In Real Life
July 25, 2025 at 04:30PMThis excerpt from You Have a New Memory by Aiden Arata is full of descriptive gems, my particular favorite: “Crystallized coffee tastes like an espresso fart with a gasoline finish.” Arata is describing the coffee in a Carthusian cloister, where she is staying for 10 days to try to become more present. Instead of enlightenment, Arata finds her mind wanders into anxieties—largely about an unhygienic sponge. This realistic, down-to-earth account will make you feel like you are sitting in her oppressive stone cell alongside her.
I look for habits. Would they wear habits? Lots of nuns, I read on the internet, have updated their wardrobes to include cotton skirts and tasteful khaki chore coats.
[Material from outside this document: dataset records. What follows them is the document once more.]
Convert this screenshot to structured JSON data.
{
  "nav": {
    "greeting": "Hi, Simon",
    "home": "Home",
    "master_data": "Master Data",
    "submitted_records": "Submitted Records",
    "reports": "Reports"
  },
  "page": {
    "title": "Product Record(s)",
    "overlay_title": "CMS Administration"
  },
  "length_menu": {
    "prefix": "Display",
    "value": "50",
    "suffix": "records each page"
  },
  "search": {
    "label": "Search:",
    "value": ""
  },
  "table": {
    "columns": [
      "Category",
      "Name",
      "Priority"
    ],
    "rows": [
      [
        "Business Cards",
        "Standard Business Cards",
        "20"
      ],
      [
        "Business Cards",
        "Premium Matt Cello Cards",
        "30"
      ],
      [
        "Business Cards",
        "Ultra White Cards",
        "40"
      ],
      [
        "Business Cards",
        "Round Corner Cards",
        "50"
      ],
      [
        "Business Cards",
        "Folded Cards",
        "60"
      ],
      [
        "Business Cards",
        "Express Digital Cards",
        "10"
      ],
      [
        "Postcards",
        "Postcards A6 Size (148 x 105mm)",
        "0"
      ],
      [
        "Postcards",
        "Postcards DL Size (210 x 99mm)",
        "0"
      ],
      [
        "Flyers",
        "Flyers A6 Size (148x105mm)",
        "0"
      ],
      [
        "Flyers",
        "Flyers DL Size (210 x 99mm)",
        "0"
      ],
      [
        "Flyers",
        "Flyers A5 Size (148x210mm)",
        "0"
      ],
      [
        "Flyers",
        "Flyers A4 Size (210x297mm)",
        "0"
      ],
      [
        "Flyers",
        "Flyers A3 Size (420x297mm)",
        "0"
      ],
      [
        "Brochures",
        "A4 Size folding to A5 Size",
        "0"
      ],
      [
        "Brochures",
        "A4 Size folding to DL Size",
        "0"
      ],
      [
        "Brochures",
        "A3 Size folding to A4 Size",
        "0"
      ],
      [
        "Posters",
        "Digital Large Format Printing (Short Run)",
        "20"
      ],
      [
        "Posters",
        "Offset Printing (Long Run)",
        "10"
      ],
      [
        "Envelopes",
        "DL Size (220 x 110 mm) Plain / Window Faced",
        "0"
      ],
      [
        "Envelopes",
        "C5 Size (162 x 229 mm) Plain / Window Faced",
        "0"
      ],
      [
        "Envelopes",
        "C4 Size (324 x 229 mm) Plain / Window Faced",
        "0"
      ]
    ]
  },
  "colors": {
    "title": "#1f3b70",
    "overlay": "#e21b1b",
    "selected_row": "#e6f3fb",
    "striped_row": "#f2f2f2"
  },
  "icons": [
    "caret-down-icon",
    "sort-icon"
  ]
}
A few even wear denim, to better identify with the common man. They’re invested in volunteering and protesting and cave-aging small-batch cheddar. I chose Benedictines because the order has a tradition of hospitality, and because the names of the abbeys are beautiful: Saint Mary-of-the-Woods. Sisters of Perpetual Adoration. Our Lady of Grace.
I chose this abbey over the others for its renunciation of aesthetic indulgence, which is to say, its web design. The few photographs available online are dimly lit and strangely cropped: a wooden chair positioned ominously in the corner of an otherwise empty room; a close-up shot of part of an unidentified painted landscape, taken with the flash on. On another abbey’s website, the nuns had a Monastic Live Webcam that streamed prayer services the way some national parks stream salmon. The webcam was positioned in a high corner of the chapel, like a security camera. The space was airy and modern: light wood, clear glass, a whiff of celebrity megachurch. Half a dozen women in gabardine robes sat in stackable chairs in silence. I watched them pray and I felt like a pervert.